Axel Hugo Theodor Theorell was a Swedish biochemist born on July 6, 1903, in Linköping, Sweden, and he passed away on August 15, 1982, in Stockholm, Sweden. He is renowned for his groundbreaking work in biochemistry, particularly his research on oxidation enzymes.

Here’s a brief overview of his biography:

  • Early Life and Education: Axel Theorell studied at the Karolinska Institute in Stockholm, where he received his medical degree in 1926. He continued his studies in chemistry and biochemistry in Germany and Switzerland.
  • Career and Research: Theorell’s significant contributions came in the field of enzymology.
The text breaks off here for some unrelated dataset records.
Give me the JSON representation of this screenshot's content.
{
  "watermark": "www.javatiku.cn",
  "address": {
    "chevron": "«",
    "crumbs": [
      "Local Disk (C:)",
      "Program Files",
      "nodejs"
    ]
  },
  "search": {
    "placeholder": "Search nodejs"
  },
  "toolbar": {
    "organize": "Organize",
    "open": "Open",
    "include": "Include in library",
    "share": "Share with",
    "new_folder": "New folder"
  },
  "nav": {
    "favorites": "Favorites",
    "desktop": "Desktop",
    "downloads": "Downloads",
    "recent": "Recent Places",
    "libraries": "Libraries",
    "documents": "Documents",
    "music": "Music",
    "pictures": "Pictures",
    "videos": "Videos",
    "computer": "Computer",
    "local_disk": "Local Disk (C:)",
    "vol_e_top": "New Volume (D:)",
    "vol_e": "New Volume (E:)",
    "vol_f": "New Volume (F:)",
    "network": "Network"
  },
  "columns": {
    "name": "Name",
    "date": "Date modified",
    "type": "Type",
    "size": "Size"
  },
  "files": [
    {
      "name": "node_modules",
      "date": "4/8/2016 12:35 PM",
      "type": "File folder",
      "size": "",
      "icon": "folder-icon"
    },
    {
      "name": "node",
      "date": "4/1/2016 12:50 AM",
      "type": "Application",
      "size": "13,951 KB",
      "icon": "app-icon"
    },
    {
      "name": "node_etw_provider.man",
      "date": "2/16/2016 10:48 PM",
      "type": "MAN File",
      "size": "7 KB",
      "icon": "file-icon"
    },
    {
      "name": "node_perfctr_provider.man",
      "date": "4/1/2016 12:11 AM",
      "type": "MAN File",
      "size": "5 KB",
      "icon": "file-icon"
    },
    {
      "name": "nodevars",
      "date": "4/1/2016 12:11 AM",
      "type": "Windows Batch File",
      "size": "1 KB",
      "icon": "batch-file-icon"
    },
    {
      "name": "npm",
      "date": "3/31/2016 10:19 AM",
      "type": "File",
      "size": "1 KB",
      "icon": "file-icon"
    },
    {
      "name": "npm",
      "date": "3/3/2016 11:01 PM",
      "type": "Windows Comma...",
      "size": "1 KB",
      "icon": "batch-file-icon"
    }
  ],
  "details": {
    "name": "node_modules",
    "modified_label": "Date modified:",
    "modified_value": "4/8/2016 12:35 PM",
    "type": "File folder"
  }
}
In the 1930s, he began investigating the nature and functions of enzymes, focusing on oxidation enzymes. His most notable achievement was the isolation and study of the yellow enzyme, which is crucial in the process of cellular respiration.
  • Nobel Prize: In 1955, Axel Hugo Theorell was awarded the Nobel Prize in Physiology or Medicine for his discoveries related to the nature and action of oxidation enzymes. His work laid the foundation for understanding the biochemical mechanisms involved in cellular respiration.
  • Later Career: Theorell continued his research and served in various academic and scientific roles. He was the head of the Nobel Institute for Biochemistry in Stockholm from 1947 to 1955.
  • Legacy: Axel Hugo Theodor Theorell’s contributions to biochemistry significantly advanced the understanding of fundamental cellular processes. His work had a lasting impact on the field and paved the way for further research in enzymology.

Axel Theorell’s life and work are remembered as integral to the progress of biochemistry, and his legacy endures in the scientific community.